Le droit des paiements vit un tournant majeur, avec la publication de la directive (UE) 2015/2366 du 25 novembre 2015 concernant les services de paiement dans le marché intérieur, abrogeant la première directive en la matière (DSP), d'où son nom : DSP 2.
DSP 2 : entre liberté et sécurité
« DSP 2 : entre liberté et sécurité », dans la mesure où le texte, tout à la fois :
- garantit à de nouveaux acteurs le libre accès aux comptes de paiement en ligne tenus par les prestataires de services de paiement (PSP) gestionnaires de ces comptes ; nouveaux acteurs que sont les prestataires de services d’initiation de
paiement et les prestataires de services d’information sur les[1] comptes ;[2] - impose notablement l’authentification forte des clients, définie comme « une authentification reposant sur l’utilisation de deux éléments ou plus appartenant aux catégories “connaissance” (quelque chose que seul l’utilisateur connaît), “possession” (quelque chose que seul l’utilisateur possède) et “inhérence” (quelque chose que l’utilisateur est) et indépendants en ce sens que la compromission de l’un ne remet pas en question la fiabilité des autres, et qui est conçue de manière à protéger la confidentialité des données d’authentification » (DSP 2, art. 4, 30).
L’accès aux comptes de paiement
L’intermédiation, dans la chaîne de paiement, des prestataires de services d’initiation de paiement et des prestataires de services d’information sur les comptes présente à l’évidence des risques accrus de compromission des « données de paiement sensibles » (en ce compris les données de sécurité personnalisées, les unes et les autres étant des catégories nouvelles créées par la DSP 2), entendues comme les données susceptibles d’être utilisées pour commettre des fraudes.

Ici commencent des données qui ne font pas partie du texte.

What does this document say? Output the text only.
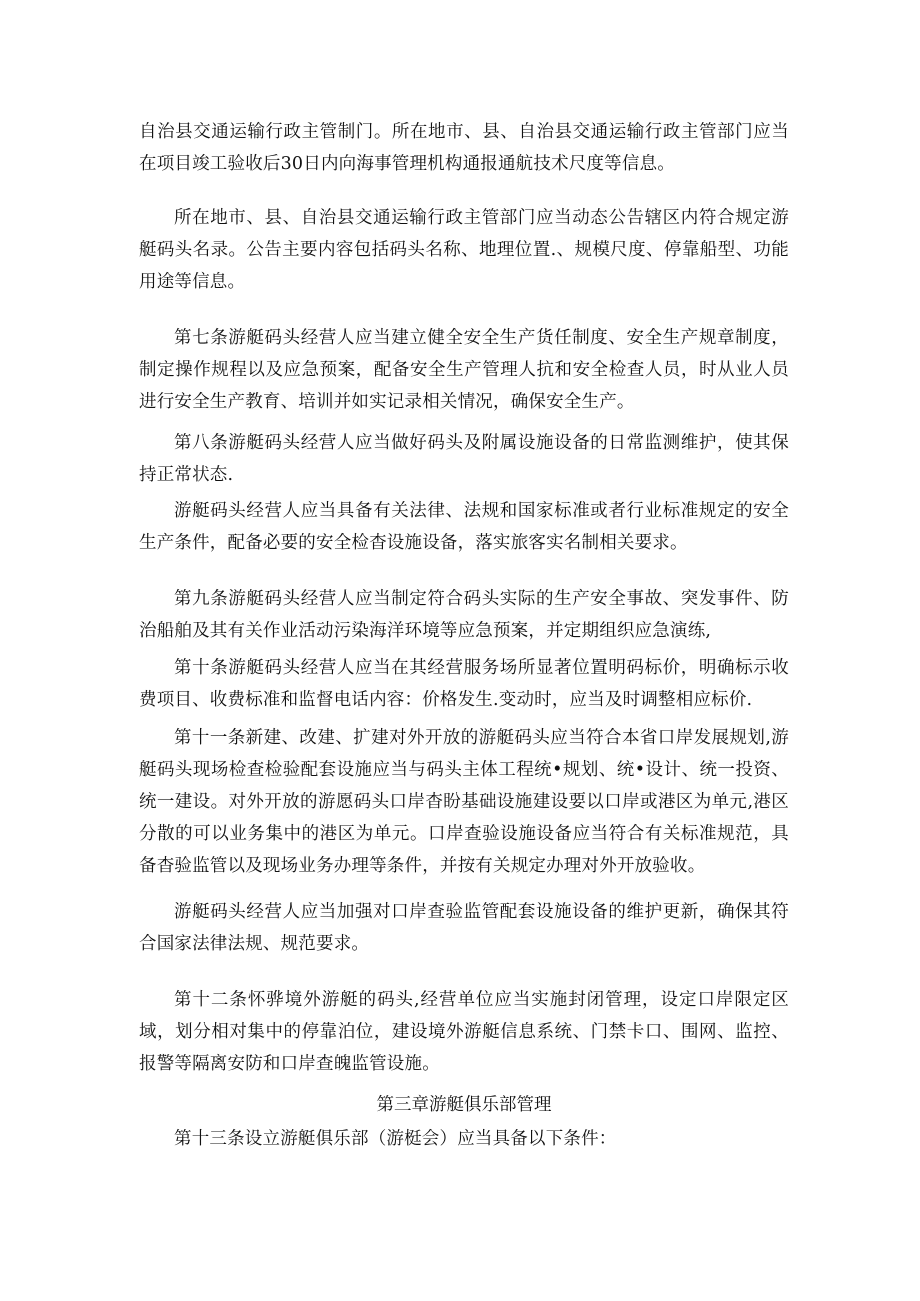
自治县交通运输行政主管制门。所在地市、县、自治县交通运输行政主管部门应当在项目竣工验收后30日内向海事管理机构通报通航技术尺度等信息。

所在地市、县、自治县交通运输行政主管部门应当动态公告辖区内符合规定游艇码头名录。公告主要内容包括码头名称、地理位置.、规模尺度、停靠船型、功能用途等信息。

第七条游艇码头经营人应当建立健全安全生产货任制度、安全生产规章制度，制定操作规程以及应急预案，配备安全生产管理人抗和安全检查人员，时从业人员进行安全生产教育、培训并如实记录相关情况，确保安全生产。

第八条游艇码头经营人应当做好码头及附属设施设备的日常监测维护，使其保持正常状态.

游艇码头经营人应当具备有关法律、法规和国家标准或者行业标准规定的安全生产条件，配备必要的安全检杳设施设备，落实旅客实名制相关要求。

第九条游艇码头经营人应当制定符合码头实际的生产安全事故、突发事件、防治船舶及其有关作业活动污染海洋环境等应急预案，并定期组织应急演练,

第十条游艇码头经营人应当在其经营服务场所显著位置明码标价，明确标示收费项目、收费标准和监督电话内容：价格发生.变动时，应当及时调整相应标价.

第十一条新建、改建、扩建对外开放的游艇码头应当符合本省口岸发展规划,游艇码头现场检查检验配套设施应当与码头主体工程统•规划、统•设计、统一投资、统一建设。对外开放的游愿码头口岸杳盼基础设施建设要以口岸或港区为单元,港区分散的可以业务集中的港区为单元。口岸查验设施设备应当符合有关标准规范，具备杳验监管以及现场业务办理等条件，并按有关规定办理对外开放验收。

游艇码头经营人应当加强对口岸查验监管配套设施设备的维护更新，确保其符合国家法律法规、规范要求。

第十二条怀骅境外游艇的码头,经营单位应当实施封闭管理，设定口岸限定区域，划分相对集中的停靠泊位，建设境外游艇信息系统、门禁卡口、围网、监控、报警等隔离安防和口岸查魄监管设施。

第三章游艇俱乐部管理

第十三条设立游艇俱乐部（游梃会）应当具备以下条件：
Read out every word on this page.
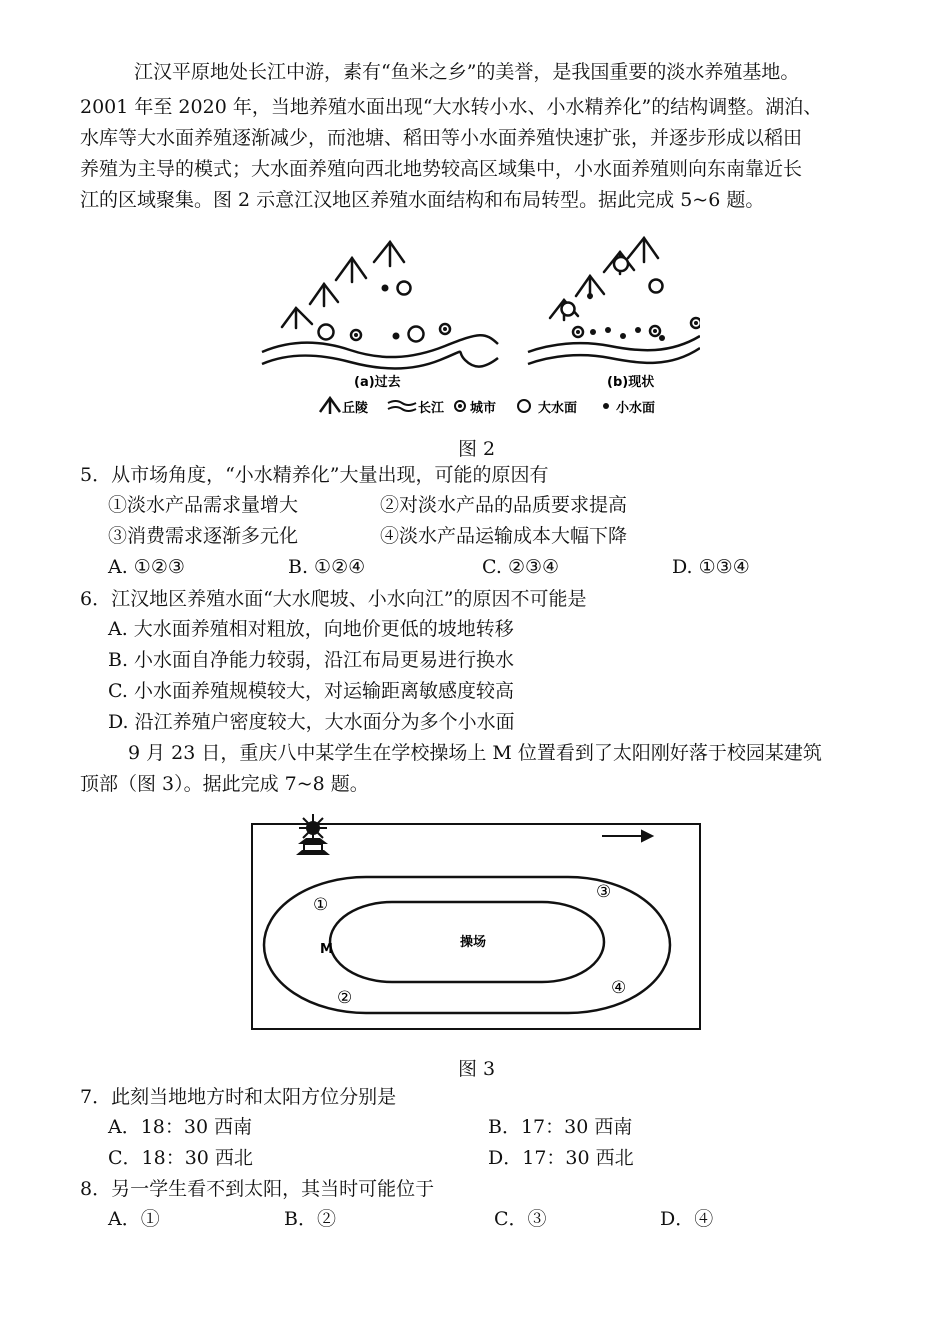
江汉平原地处长江中游，素有“鱼米之乡”的美誉，是我国重要的淡水养殖基地。
2001 年至 2020 年，当地养殖水面出现“大水转小水、小水精养化”的结构调整。湖泊、
水库等大水面养殖逐渐减少，而池塘、稻田等小水面养殖快速扩张，并逐步形成以稻田
养殖为主导的模式；大水面养殖向西北地势较高区域集中，小水面养殖则向东南靠近长
江的区域聚集。图 2 示意江汉地区养殖水面结构和布局转型。据此完成 5~6 题。
(a)过去	(b)现状
丘陵	长江 城市	大水面	小水面
图 2
5．从市场角度，“小水精养化”大量出现，可能的原因有
①淡水产品需求量增大	②对淡水产品的品质要求提高
③消费需求逐渐多元化	④淡水产品运输成本大幅下降
A. ①②③	B. ①②④	C. ②③④	D. ①③④
6．江汉地区养殖水面“大水爬坡、小水向江”的原因不可能是
A. 大水面养殖相对粗放，向地价更低的坡地转移
B. 小水面自净能力较弱，沿江布局更易进行换水
C. 小水面养殖规模较大，对运输距离敏感度较高
D. 沿江养殖户密度较大，大水面分为多个小水面
9 月 23 日，重庆八中某学生在学校操场上 M 位置看到了太阳刚好落于校园某建筑
顶部（图 3）。据此完成 7~8 题。
操场
M
①
②
③
④
图 3
7．此刻当地地方时和太阳方位分别是
A．18：30 西南	B．17：30 西南
C．18：30 西北	D．17：30 西北
8．另一学生看不到太阳，其当时可能位于
A．①	B．②	C．③	D．④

Partant, l’accent sécuritaire est mis en plusieurs endroits du texte :
- les dossiers d’agrément d’établissement de paiement devront comporter une description de diverses procédures propres à traiter des incidents de sécurité et des fraudes ;
- des règles strictes d’accès aux comptes de paiement sont imposées aux prestataires qui ne les gèrent pas (initiation de paiement et informations sur les comptes) ;
- est instituée une procédure de notification des incidents opérationnels ou de sécurité majeurs auprès des autorités de supervision compétentes, voire à destination des clients lorsque leurs intérêts financiers sont menacés ;
- enfin, la notion de « risques opérationnels et de sécurité » apparaît pour la première fois, obligeant les PSP à établir « un cadre prévoyant des mesures d’atténuation et des mécanismes de contrôle appropriés en vue de gérer les risques opérationnels et de sécurité, liés aux services de paiement qu’ils fournissent », sachant que « ce cadre prévoit que les prestataires de services de paiement établissent et maintiennent des procédures efficaces de gestion des incidents, y compris pour la détection et la classification des incidents opérationnels et de sécurité majeurs » (art. 95, 1).
La surveillance de l’ABE
La DSP 2 modifie le règlement constitutif de l’Autorité bancaire européenne (ABE – EBA pour European Banking
Un rôle majeur est confié à l’ABE, en particulier dans la rédaction de normes techniques de réglementation, dites mesures de second niveau ou RTS (Regulatory Technical Standards), résolument tournées vers la sécurité des paiements. Est ainsi en cours un Discussion Paper on Future Draft Regulatory Technical Standards on Strong Customer Authentification and Secure Communication under the Revised Payment Services Directive (PSD2) (8 déc. 2015).
D’ici la transposition de la DSP 2, s’appliquent d’ores-et-déjà les orientations finales de l’ABE sur la sécurité des paiements sur Internet du 19 décembre 2014, applicables dans les États membres au 5 mai 2015. Un environnement général de contrôle et de sécurité y est détaillé, passant par la gouvernance d’entreprise, l’évaluation des risques, le suivi et la déclaration des incidents, le contrôle et l’atténuation des risques et, enfin, la traçabilité. Liberté d’exercice, donc, pour de nouveaux acteurs, qui s’accompagne d’un renforcement notable de la sécurité des opérations de paiement, selon la prescription suivante : « La sécurité des paiements électroniques est fondamentale pour garantir la protection des utilisateurs et le développement d’un environnement sain pour le commerce électronique. Tous les services de paiement proposés par voie électronique devraient être sécurisés, grâce à des technologies permettant de garantir une authentification sûre de l’utilisateur et de réduire, dans toute la mesure du possible, les risques de fraude » (cons. 95).
Achevé de rédiger le 18 janvier 2016.